Synopsis :
Memories est un film composé de trois sketchs sans relation d'une trentaine de minutes. Toutes les histoires sont tirées du manga du même nom de Katsuhiro Otomo (Akira). Cependant le maître ne s'est occupé que de la réalisation de la troisième partie (Cannon Fodder). C'est Kôji Morimoto (Animatrix) secondé par Satoshi Kon (Perfect Blue) en tant que directeur artistique qui s'est chargé du premier sketch (Magnetic Rose). Enfin on a Tensai Okamura (Wolf's Rain) pour Stink Bomb.
Magnetic Rose raconte la mésaventure subie par des récupérateurs de débris spatiaux. Attirés par un signal de détresse, ils se retrouvent enfermés dans une station abandonnée.
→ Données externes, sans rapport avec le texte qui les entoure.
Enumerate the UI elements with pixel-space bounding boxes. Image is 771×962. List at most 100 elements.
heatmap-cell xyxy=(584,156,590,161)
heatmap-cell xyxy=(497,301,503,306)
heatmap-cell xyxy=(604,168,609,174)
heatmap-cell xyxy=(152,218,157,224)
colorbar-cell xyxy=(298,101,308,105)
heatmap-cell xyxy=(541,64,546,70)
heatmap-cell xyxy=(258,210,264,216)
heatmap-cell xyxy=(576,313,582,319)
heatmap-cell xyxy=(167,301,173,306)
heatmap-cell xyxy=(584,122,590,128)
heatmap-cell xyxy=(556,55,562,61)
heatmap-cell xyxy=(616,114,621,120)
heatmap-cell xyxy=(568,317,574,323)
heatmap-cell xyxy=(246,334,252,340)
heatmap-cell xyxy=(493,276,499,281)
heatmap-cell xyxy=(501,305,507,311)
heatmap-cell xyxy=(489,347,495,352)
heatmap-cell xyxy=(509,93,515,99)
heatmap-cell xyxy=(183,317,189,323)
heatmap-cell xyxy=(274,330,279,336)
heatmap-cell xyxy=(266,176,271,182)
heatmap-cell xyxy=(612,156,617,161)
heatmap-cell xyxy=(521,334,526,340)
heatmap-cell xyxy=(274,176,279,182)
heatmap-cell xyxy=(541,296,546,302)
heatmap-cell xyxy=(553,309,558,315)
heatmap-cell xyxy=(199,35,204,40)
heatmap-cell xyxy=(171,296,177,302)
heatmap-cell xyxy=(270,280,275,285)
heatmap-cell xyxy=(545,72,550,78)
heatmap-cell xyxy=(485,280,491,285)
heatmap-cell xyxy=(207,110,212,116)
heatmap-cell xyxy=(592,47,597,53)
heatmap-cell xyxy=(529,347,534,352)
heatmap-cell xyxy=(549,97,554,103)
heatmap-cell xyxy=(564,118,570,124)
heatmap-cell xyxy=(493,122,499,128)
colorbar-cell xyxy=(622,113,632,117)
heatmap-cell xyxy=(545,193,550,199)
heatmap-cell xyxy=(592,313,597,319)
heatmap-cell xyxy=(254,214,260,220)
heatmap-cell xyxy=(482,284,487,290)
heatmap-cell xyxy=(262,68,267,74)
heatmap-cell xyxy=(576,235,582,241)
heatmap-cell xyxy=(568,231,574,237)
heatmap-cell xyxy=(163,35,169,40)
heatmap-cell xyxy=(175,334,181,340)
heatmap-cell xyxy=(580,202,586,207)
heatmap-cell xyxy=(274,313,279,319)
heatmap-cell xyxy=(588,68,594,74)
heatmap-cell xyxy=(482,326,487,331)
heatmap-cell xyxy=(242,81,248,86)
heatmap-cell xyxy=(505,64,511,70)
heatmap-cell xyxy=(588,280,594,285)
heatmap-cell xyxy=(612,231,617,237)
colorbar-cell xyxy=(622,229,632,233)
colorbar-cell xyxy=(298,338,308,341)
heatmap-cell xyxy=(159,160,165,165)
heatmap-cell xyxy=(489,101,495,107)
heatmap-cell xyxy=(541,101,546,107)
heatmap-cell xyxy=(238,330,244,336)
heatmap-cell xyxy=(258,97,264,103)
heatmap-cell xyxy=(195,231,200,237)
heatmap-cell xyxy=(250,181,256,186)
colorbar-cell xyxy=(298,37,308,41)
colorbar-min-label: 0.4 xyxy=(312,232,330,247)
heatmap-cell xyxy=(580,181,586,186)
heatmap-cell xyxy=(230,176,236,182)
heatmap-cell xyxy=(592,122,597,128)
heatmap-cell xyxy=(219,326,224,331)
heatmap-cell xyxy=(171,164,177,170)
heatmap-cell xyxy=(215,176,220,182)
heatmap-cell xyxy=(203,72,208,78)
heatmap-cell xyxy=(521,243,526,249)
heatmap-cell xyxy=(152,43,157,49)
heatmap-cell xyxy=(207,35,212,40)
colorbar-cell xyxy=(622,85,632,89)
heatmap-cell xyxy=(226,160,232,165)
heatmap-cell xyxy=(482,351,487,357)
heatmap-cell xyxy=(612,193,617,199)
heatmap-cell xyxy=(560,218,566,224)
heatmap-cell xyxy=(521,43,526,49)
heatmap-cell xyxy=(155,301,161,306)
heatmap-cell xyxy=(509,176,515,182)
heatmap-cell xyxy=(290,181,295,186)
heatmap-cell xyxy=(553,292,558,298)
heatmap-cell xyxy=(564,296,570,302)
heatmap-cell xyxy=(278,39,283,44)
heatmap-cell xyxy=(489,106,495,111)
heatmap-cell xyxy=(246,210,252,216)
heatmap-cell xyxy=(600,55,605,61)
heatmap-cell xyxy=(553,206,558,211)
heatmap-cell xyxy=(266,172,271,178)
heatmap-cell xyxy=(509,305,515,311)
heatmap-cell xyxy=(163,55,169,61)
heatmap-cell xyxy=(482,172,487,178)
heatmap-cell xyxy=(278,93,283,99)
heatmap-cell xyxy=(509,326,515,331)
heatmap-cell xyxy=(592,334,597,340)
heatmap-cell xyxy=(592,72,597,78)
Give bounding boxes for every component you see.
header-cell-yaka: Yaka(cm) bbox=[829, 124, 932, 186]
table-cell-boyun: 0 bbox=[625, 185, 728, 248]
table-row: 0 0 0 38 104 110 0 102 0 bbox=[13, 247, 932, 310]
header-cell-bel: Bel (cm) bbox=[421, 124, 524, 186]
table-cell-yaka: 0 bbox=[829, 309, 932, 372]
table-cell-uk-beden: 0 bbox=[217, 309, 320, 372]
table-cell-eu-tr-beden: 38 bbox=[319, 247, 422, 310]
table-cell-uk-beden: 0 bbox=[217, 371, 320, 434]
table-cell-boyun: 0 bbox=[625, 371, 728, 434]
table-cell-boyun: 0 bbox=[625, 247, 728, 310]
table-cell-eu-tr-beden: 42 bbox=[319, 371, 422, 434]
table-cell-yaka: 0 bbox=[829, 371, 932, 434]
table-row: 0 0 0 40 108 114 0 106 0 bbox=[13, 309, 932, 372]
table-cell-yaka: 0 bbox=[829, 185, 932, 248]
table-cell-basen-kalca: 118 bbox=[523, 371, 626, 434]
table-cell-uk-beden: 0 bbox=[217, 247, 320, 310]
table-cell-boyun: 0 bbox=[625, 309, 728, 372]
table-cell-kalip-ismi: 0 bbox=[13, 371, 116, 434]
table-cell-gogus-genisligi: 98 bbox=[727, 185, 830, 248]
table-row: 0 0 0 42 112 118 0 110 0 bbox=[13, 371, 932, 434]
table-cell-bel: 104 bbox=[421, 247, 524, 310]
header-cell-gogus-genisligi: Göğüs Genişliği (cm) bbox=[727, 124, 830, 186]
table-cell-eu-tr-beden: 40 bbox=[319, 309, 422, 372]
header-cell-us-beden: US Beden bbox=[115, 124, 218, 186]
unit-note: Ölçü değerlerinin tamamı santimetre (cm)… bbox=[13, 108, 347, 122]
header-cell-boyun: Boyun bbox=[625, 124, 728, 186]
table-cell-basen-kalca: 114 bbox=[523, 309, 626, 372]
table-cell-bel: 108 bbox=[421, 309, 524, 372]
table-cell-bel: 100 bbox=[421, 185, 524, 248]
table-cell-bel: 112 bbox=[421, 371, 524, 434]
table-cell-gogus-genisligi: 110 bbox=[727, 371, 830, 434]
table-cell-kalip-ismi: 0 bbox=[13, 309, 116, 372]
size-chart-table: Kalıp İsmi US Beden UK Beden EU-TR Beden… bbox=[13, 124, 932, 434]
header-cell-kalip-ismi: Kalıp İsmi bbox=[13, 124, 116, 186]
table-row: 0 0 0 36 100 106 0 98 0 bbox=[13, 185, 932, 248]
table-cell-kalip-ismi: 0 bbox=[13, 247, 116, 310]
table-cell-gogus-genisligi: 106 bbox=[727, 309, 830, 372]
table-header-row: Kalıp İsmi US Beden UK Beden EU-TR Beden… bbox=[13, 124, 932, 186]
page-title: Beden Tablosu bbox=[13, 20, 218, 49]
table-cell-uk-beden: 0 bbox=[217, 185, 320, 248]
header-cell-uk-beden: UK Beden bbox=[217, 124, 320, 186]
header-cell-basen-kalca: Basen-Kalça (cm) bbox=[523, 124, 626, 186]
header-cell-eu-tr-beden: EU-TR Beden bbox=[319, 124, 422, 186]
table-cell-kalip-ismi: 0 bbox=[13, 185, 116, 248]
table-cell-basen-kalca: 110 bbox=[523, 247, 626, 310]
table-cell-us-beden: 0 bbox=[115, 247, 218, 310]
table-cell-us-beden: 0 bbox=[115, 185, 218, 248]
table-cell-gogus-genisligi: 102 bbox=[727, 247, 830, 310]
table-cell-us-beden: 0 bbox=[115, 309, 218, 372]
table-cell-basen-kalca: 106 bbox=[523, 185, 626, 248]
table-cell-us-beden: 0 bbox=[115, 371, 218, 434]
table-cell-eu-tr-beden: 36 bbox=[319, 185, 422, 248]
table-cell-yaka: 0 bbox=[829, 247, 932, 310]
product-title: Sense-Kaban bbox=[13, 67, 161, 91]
Stink Bomb met en scène un scientifique pas très malin avalant par inadvertance la dernière production de son laboratoire. Il commence alors à produire un gaz qui s'avère mortel pour tout ce qui l'entoure. Enfin Cannon Fodder relate la journée type d'une famille dans une ville de canons en guerre perpétuelle.
Avis :
Magnetic Rose est assurément celui qui m'a le plus marqué. La patte de Kon se sent tout de suite tant le film fait penser à un croisement entre Millenium Actress et 2001, l'odyssée de l'espace. On a ainsi les réflexions psychologiques habituelles qui s'articulent autour de la frontière très fine qui sépare le rêve de la réalité. L'histoire passionnante et très poétique met rapidement en scène une diva italienne qui semble s'être recluse en ces lieux plusieurs années auparavant. Question réalisation, c'est un sans faute surtout au niveau des décors. La station mélange une reconstruction d'intérieur de château avec des endroits bien glauques qui nous rappelleront rapidement que l'oeuvre originale est d'Otomo.
Stink Bomb permet au spectateur de décompresser après l'avalanche d'émotions fortes de son ainé. Le rythme soutenu et l'humour très présent font de ces quarante minutes un pur moment de divertissement. Tout tient grâce au personnage principal certes un peu bête mais terriblement attachant. On pourra juste regretter le rôle des américains qui fait (trop) cliché. Mais ça ne diminuera en rien le plaisir généré par la plus exceptionnelle attaque chimique à vélo de l'histoire du cinéma. Dernier bon point de ce second sketch, la qualité de son animation dépasse de très loin les standards.
Etonnamment c'est donc la partie réalisée par Otomo qui fait un peu pâle figure par rapport au reste. Certes c'est un pur chef-d'oeuvre au niveau de l'ambiance. Pendant vingt minutes on a l'impression de réouvrir 1984 et de retomber dans son univers contre-utopique. Maman construit des obus, papa s'occupe du canon principal et l'enfant étudie les trajectoires à l'école. Il sera laissé au spectateur le droit d'imaginer si la guerre est réelle ou fictive, mais la main mise sur la population est une réussite totale. Reste cependant que le dynamisme mis en avant par les deux autres sketchs s'effrite violemment. On y perd rapidement notre concentration après déjà presque une heure et demi de projection.
Memories est une valeur sûre. L'oeuvre regroupe sous la bannière d'un Otomo qu'on ne présente plus quelques-uns parmi les meilleurs réalisateurs d'animés. Il en résulte des sketchs aux qualités très diversifiées mais qui se complètent pour former un tout d'exception. Il serait vraiment dommage de passer à côté alors que pour une fois, il y en a vraiment pour tous les goûts.